Bash scripts are not compiled into executable binary files, but are rather fed into the bash interpreter which reads the script character by character from the input it is given. The input is parsed and tokenized, i.e. commands and control structures seperated from data, and finally executed. This character -based approach to interpreting the given input has the upside of having a small memory footprint, but the downside of being susceptible to code injection.

Example:

code_injection.sh

#!/bin/bash
echo "This line will be only printed once!"
padded=$(printf '%*s' $(sed -e 's/^[[:space:]]*//' $0 | wc -c) ' ' | cat - "$0")
echo "$padded" > "$0"

When executed with:

user@host:~$ ./code_injection.sh 
This line will be only printed once!
This line will be only printed once!
This line will be only printed once!
[...]

the above script rewrites itself, shifting the start of the script content to the position after the last previous content.

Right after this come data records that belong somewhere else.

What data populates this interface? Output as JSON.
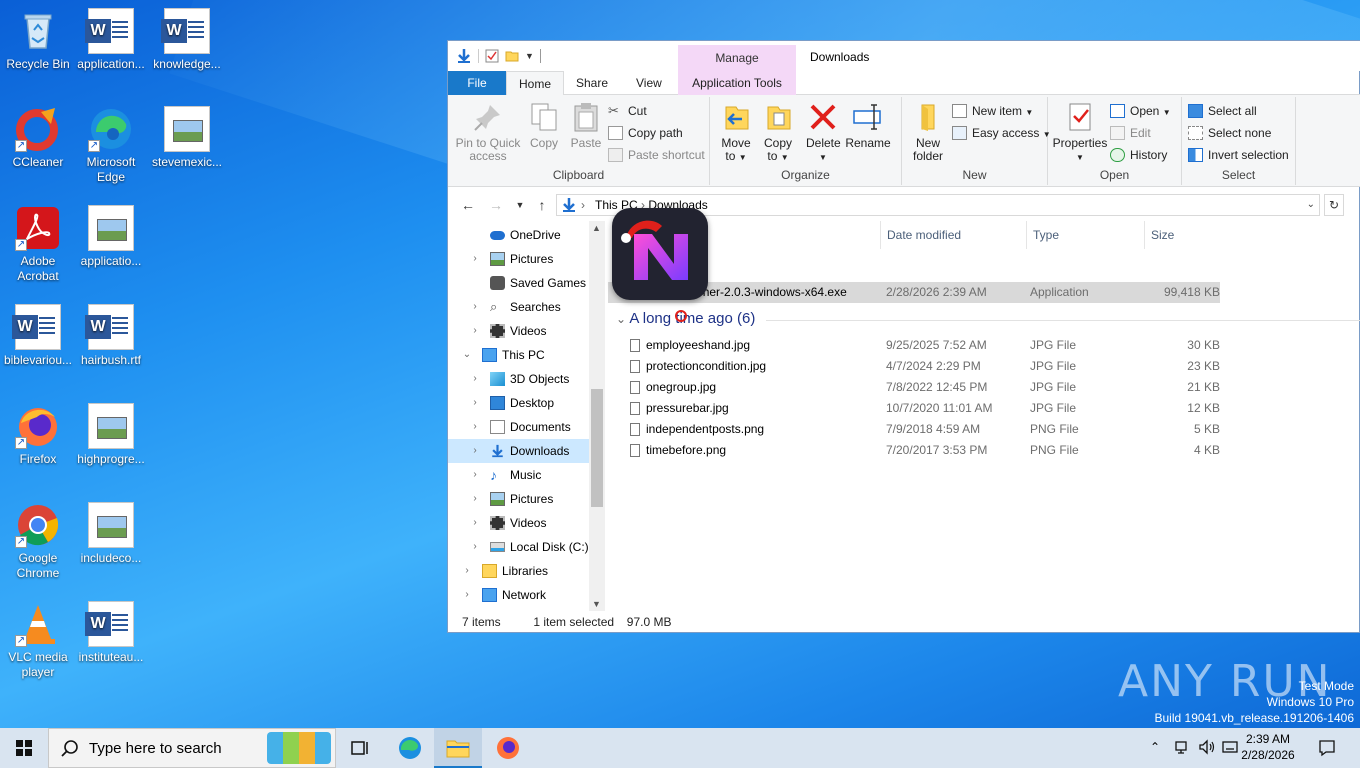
{
  "desktop": {
    "icons": [
      {
        "label": "Recycle Bin"
      },
      {
        "label": "application..."
      },
      {
        "label": "knowledge..."
      },
      {
        "label": "CCleaner"
      },
      {
        "label": "Microsoft Edge"
      },
      {
        "label": "stevemexic..."
      },
      {
        "label": "Adobe Acrobat"
      },
      {
        "label": "applicatio..."
      },
      {
        "label": "biblevariou..."
      },
      {
        "label": "hairbush.rtf"
      },
      {
        "label": "Firefox"
      },
      {
        "label": "highprogre..."
      },
      {
        "label": "Google Chrome"
      },
      {
        "label": "includeco..."
      },
      {
        "label": "VLC media player"
      },
      {
        "label": "instituteau..."
      }
    ]
  },
  "explorer": {
    "title": "Downloads",
    "context_tab": "Manage",
    "tabs": {
      "file": "File",
      "home": "Home",
      "share": "Share",
      "view": "View",
      "app_tools": "Application Tools"
    },
    "ribbon": {
      "clipboard": {
        "label": "Clipboard",
        "pin": "Pin to Quick access",
        "copy": "Copy",
        "paste": "Paste",
        "cut": "Cut",
        "copy_path": "Copy path",
        "paste_shortcut": "Paste shortcut"
      },
      "organize": {
        "label": "Organize",
        "move_to": "Move to",
        "copy_to": "Copy to",
        "delete": "Delete",
        "rename": "Rename"
      },
      "new": {
        "label": "New",
        "new_folder": "New folder",
        "new_item": "New item",
        "easy_access": "Easy access"
      },
      "open": {
        "label": "Open",
        "properties": "Properties",
        "open": "Open",
        "edit": "Edit",
        "history": "History"
      },
      "select": {
        "label": "Select",
        "select_all": "Select all",
        "select_none": "Select none",
        "invert": "Invert selection"
      }
    },
    "address": {
      "this_pc": "This PC",
      "current": "Downloads"
    },
    "nav": [
      {
        "label": "OneDrive"
      },
      {
        "label": "Pictures"
      },
      {
        "label": "Saved Games"
      },
      {
        "label": "Searches"
      },
      {
        "label": "Videos"
      },
      {
        "label": "This PC"
      },
      {
        "label": "3D Objects"
      },
      {
        "label": "Desktop"
      },
      {
        "label": "Documents"
      },
      {
        "label": "Downloads"
      },
      {
        "label": "Music"
      },
      {
        "label": "Pictures"
      },
      {
        "label": "Videos"
      },
      {
        "label": "Local Disk (C:)"
      },
      {
        "label": "Libraries"
      },
      {
        "label": "Network"
      }
    ],
    "columns": {
      "date": "Date modified",
      "type": "Type",
      "size": "Size"
    },
    "selected_file": {
      "name": "NewLauncher-2.0.3-windows-x64.exe",
      "date": "2/28/2026 2:39 AM",
      "type": "Application",
      "size": "99,418 KB"
    },
    "group_long_ago": "A long time ago (6)",
    "files": [
      {
        "name": "employeeshand.jpg",
        "date": "9/25/2025 7:52 AM",
        "type": "JPG File",
        "size": "30 KB"
      },
      {
        "name": "protectioncondition.jpg",
        "date": "4/7/2024 2:29 PM",
        "type": "JPG File",
        "size": "23 KB"
      },
      {
        "name": "onegroup.jpg",
        "date": "7/8/2022 12:45 PM",
        "type": "JPG File",
        "size": "21 KB"
      },
      {
        "name": "pressurebar.jpg",
        "date": "10/7/2020 11:01 AM",
        "type": "JPG File",
        "size": "12 KB"
      },
      {
        "name": "independentposts.png",
        "date": "7/9/2018 4:59 AM",
        "type": "PNG File",
        "size": "5 KB"
      },
      {
        "name": "timebefore.png",
        "date": "7/20/2017 3:53 PM",
        "type": "PNG File",
        "size": "4 KB"
      }
    ],
    "status": {
      "items": "7 items",
      "selected": "1 item selected",
      "size": "97.0 MB"
    }
  },
  "taskbar": {
    "search_placeholder": "Type here to search",
    "time": "2:39 AM",
    "date": "2/28/2026"
  },
  "watermark": {
    "mode": "Test Mode",
    "os": "Windows 10 Pro",
    "build": "Build 19041.vb_release.191206-1406",
    "brand": "ANY RUN"
  },
  "colors": {
    "accent": "#1979ca",
    "selection": "#cce8ff",
    "manage": "#f4d8f7"
  }
}
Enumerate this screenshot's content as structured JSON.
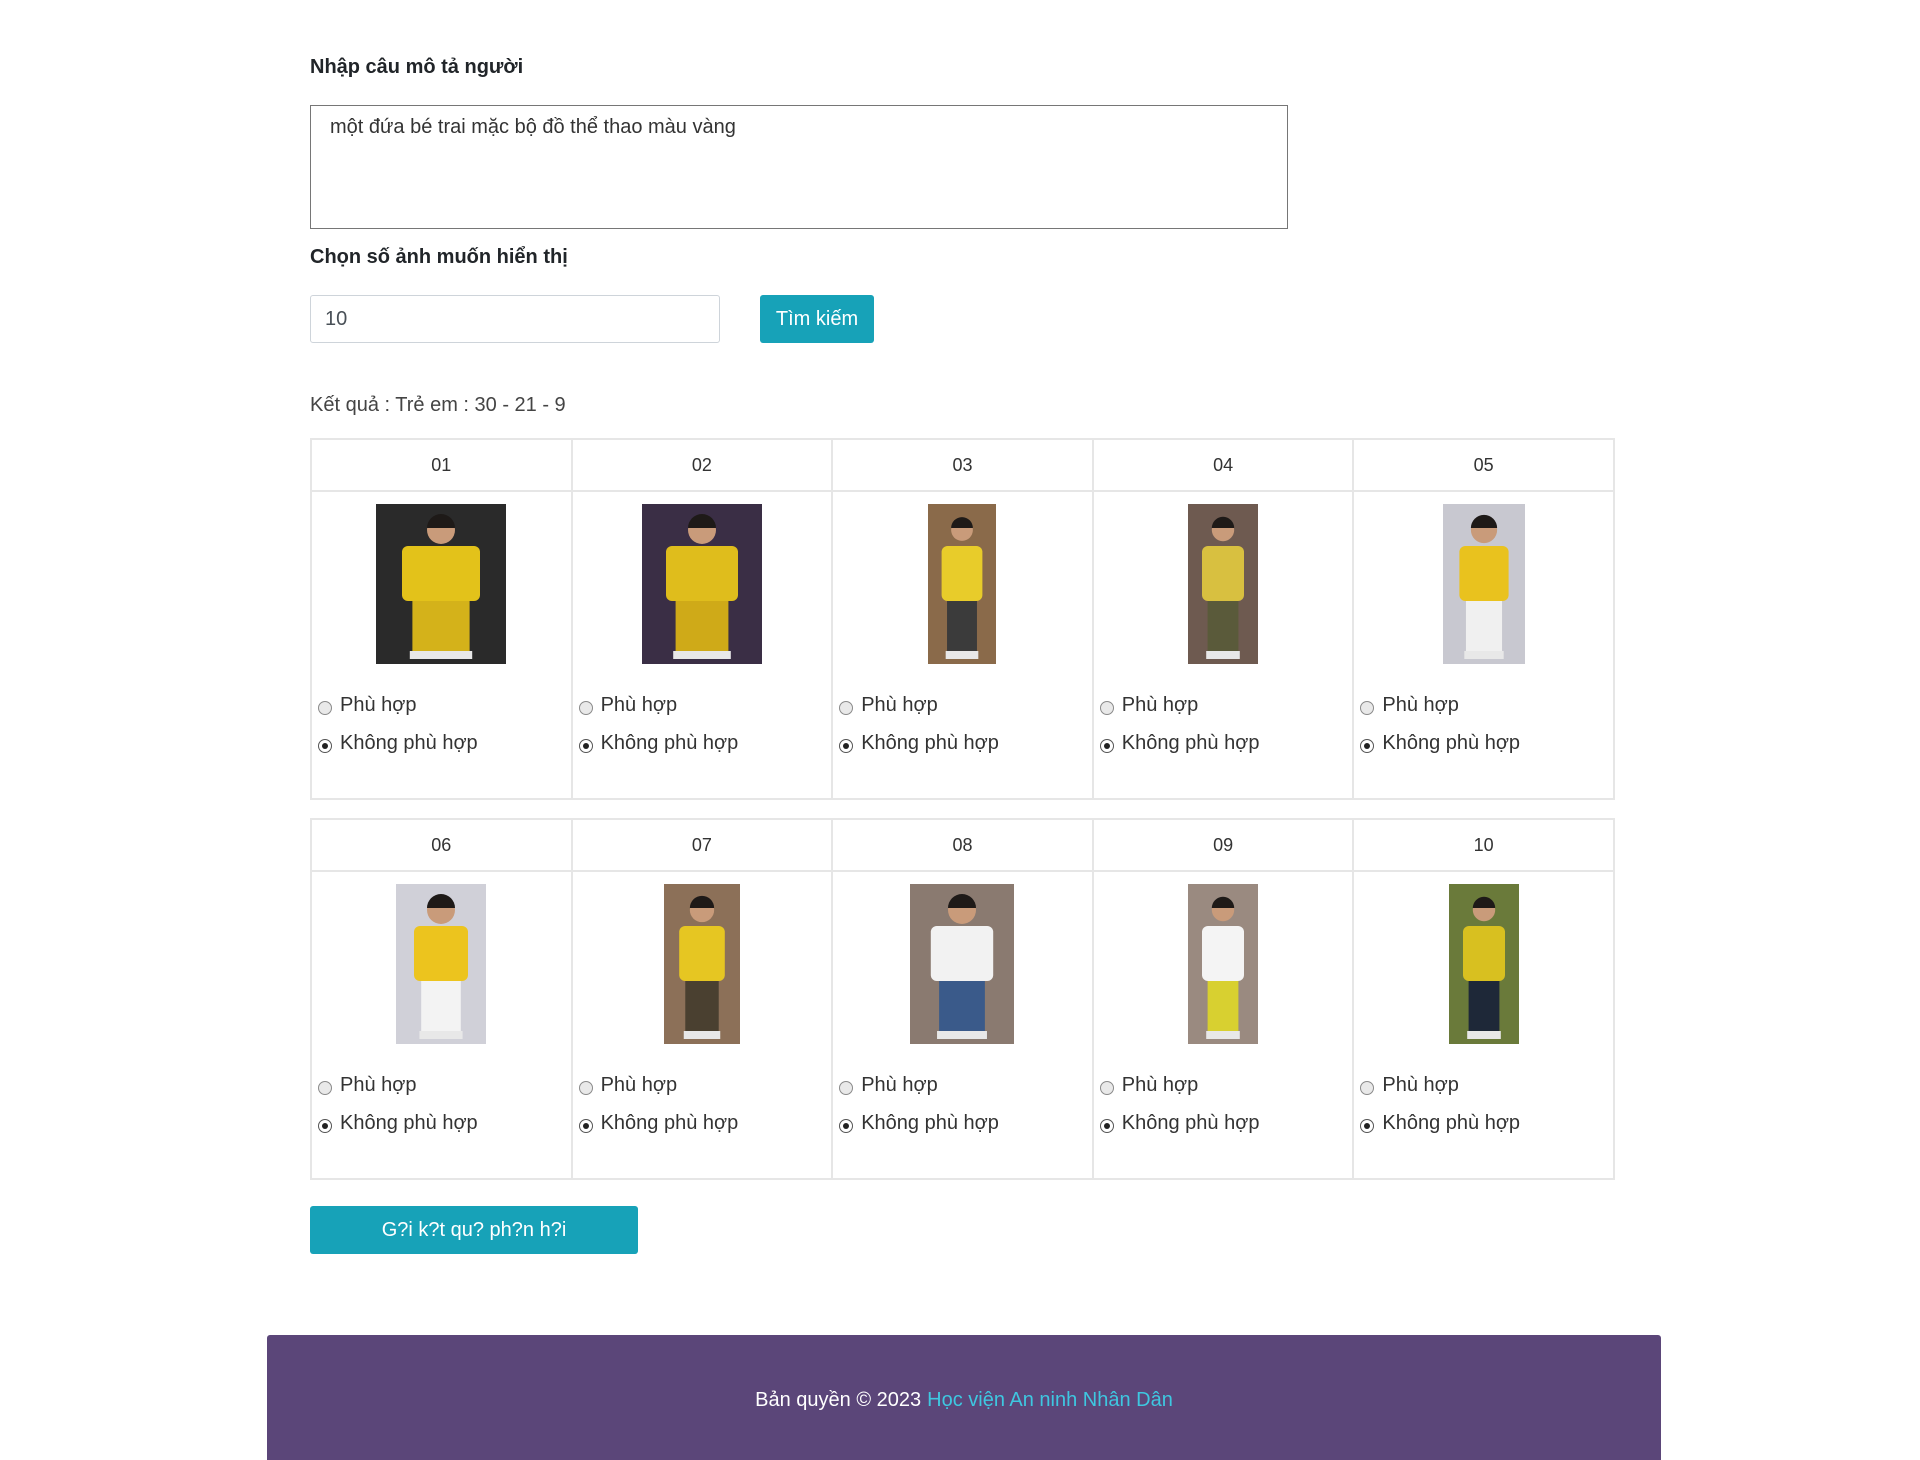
{
  "form": {
    "description_label": "Nhập câu mô tả người",
    "description_value": "một đứa bé trai mặc bộ đồ thể thao màu vàng",
    "count_label": "Chọn số ảnh muốn hiển thị",
    "count_value": "10",
    "search_button": "Tìm kiếm"
  },
  "results": {
    "summary": "Kết quả : Trẻ em : 30 - 21 - 9",
    "option_match": "Phù hợp",
    "option_no_match": "Không phù hợp",
    "items": [
      {
        "id": "01",
        "selected": "no_match",
        "shirt": "#e3c21a",
        "pants": "#d4b21a",
        "bg": "#2a2a2a"
      },
      {
        "id": "02",
        "selected": "no_match",
        "shirt": "#dfbd1c",
        "pants": "#cfaa18",
        "bg": "#3a2e45"
      },
      {
        "id": "03",
        "selected": "no_match",
        "shirt": "#e8cc2a",
        "pants": "#3b3b3b",
        "bg": "#8a6a4a"
      },
      {
        "id": "04",
        "selected": "no_match",
        "shirt": "#d8c040",
        "pants": "#5a5a3a",
        "bg": "#6e5a50"
      },
      {
        "id": "05",
        "selected": "no_match",
        "shirt": "#e9c21e",
        "pants": "#f0f0f0",
        "bg": "#c8c8d0"
      },
      {
        "id": "06",
        "selected": "no_match",
        "shirt": "#ecc41e",
        "pants": "#f3f3f3",
        "bg": "#d0d0d8"
      },
      {
        "id": "07",
        "selected": "no_match",
        "shirt": "#e6c622",
        "pants": "#4a4030",
        "bg": "#8c7058"
      },
      {
        "id": "08",
        "selected": "no_match",
        "shirt": "#f2f2f2",
        "pants": "#3a5a8a",
        "bg": "#8a7a70"
      },
      {
        "id": "09",
        "selected": "no_match",
        "shirt": "#f4f4f4",
        "pants": "#d8d030",
        "bg": "#9a8a80"
      },
      {
        "id": "10",
        "selected": "no_match",
        "shirt": "#d8c020",
        "pants": "#1e2838",
        "bg": "#6a7a3a"
      }
    ]
  },
  "submit_button": "G?i k?t qu? ph?n h?i",
  "footer": {
    "copyright": "Bản quyền © 2023",
    "link_text": "Học viện An ninh Nhân Dân",
    "background": "#5b4679",
    "link_color": "#3ec7e0"
  },
  "accent": "#17a2b8"
}
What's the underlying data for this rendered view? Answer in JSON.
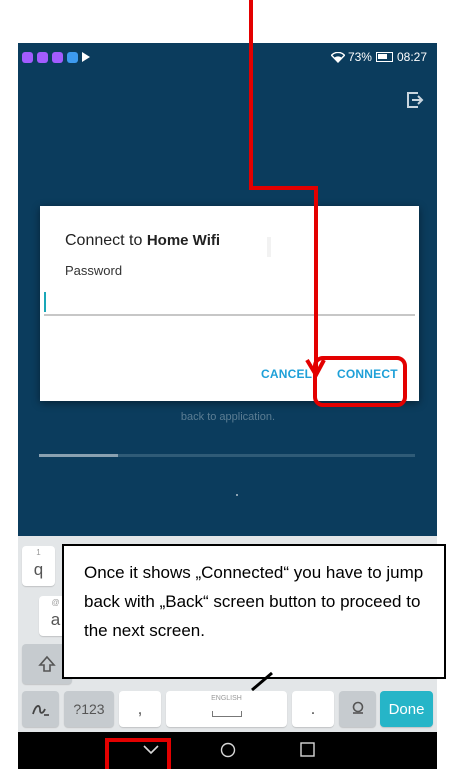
{
  "status_bar": {
    "battery": "73%",
    "time": "08:27",
    "app_icons": [
      "#a35cff",
      "#a35cff",
      "#a35cff",
      "#3d9bf0",
      "#ffffff"
    ]
  },
  "dialog": {
    "title_prefix": "Connect to",
    "network_name": "Home Wifi",
    "password_label": "Password",
    "password_value": "",
    "cancel_label": "CANCEL",
    "connect_label": "CONNECT"
  },
  "background_screen": {
    "hint_text": "back to application.",
    "progress_fraction": 0.21
  },
  "keyboard": {
    "row1_visible_key": "q",
    "row1_hint": "1",
    "row2_visible_key": "a",
    "row2_hint": "@",
    "symbols_key": "?123",
    "comma_key": ",",
    "period_key": ".",
    "space_hint": "ENGLISH",
    "done_label": "Done"
  },
  "callout": {
    "text": "Once it shows „Connected“ you have to jump back with „Back“ screen button to proceed to the next screen."
  },
  "colors": {
    "app_background": "#0b3c5d",
    "accent": "#1ea0d8",
    "annotation_red": "#e30000",
    "done_key": "#26b5c8"
  }
}
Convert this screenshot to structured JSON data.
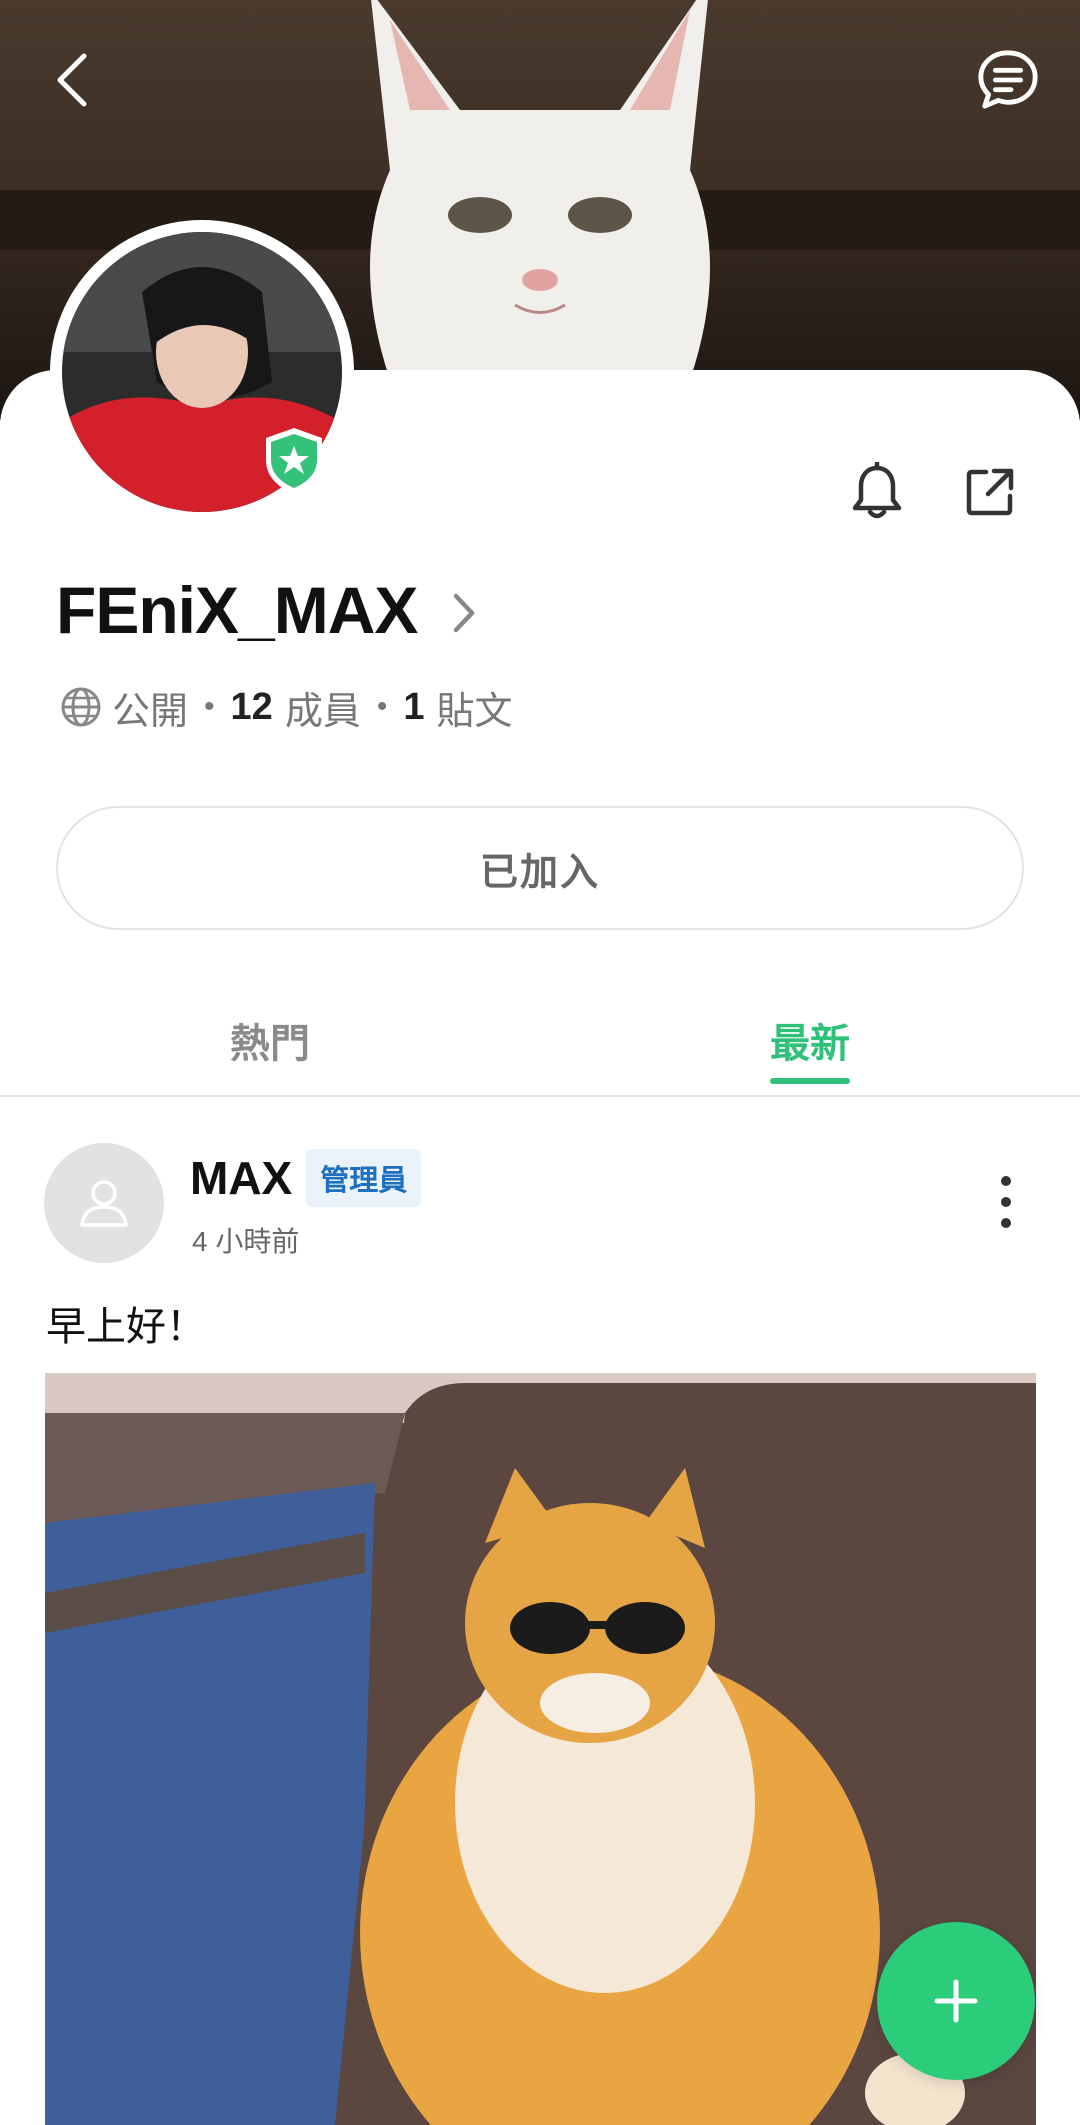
{
  "header": {
    "back_icon": "chevron-left-icon",
    "chat_icon": "chat-bubble-icon"
  },
  "group": {
    "name": "FEniX_MAX",
    "privacy": "公開",
    "member_count": "12",
    "member_label": "成員",
    "post_count": "1",
    "post_label": "貼文",
    "joined_label": "已加入",
    "badge_icon": "star-shield-icon"
  },
  "actions": {
    "bell_icon": "bell-icon",
    "share_icon": "share-icon"
  },
  "tabs": [
    {
      "label": "熱門",
      "active": false
    },
    {
      "label": "最新",
      "active": true
    }
  ],
  "post": {
    "author": "MAX",
    "role_badge": "管理員",
    "time": "4 小時前",
    "text": "早上好！"
  },
  "colors": {
    "accent": "#2fc17a",
    "admin_badge_bg": "#eaf3fb",
    "admin_badge_text": "#1f6fbf",
    "fab": "#2bcc7a"
  },
  "fab": {
    "icon": "plus-icon"
  }
}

Since the interpreter is currently at this position, it reads and executes the script from there again and again and again.

Bash script code can use command groups to encapsulate any number of commands to be read and executed as a single unit. There are two seperate ways of command groups:

• ( cmd list ) executes the commands in the list in a subshell, causing variable assignments not to be retained.
• { cmd list; } executes the commands in the list in the current shell.

Example:

code_injection.sh

#!/bin/bash
{
  echo "This line will be only printed once!"
  padded=$(printf '%*s' $(sed -e 's/^[[:space:]]*//' $0 | wc -c) ' ' | cat - "$0")
  echo "$padded" > "$0"
  exit 0
}

When executed with:

user@host:~$ ./code_injection.sh 
This line will be only printed once!
user@host:~$

the above script rewrites itself, shifting the start of the script content to the position after the last previous content.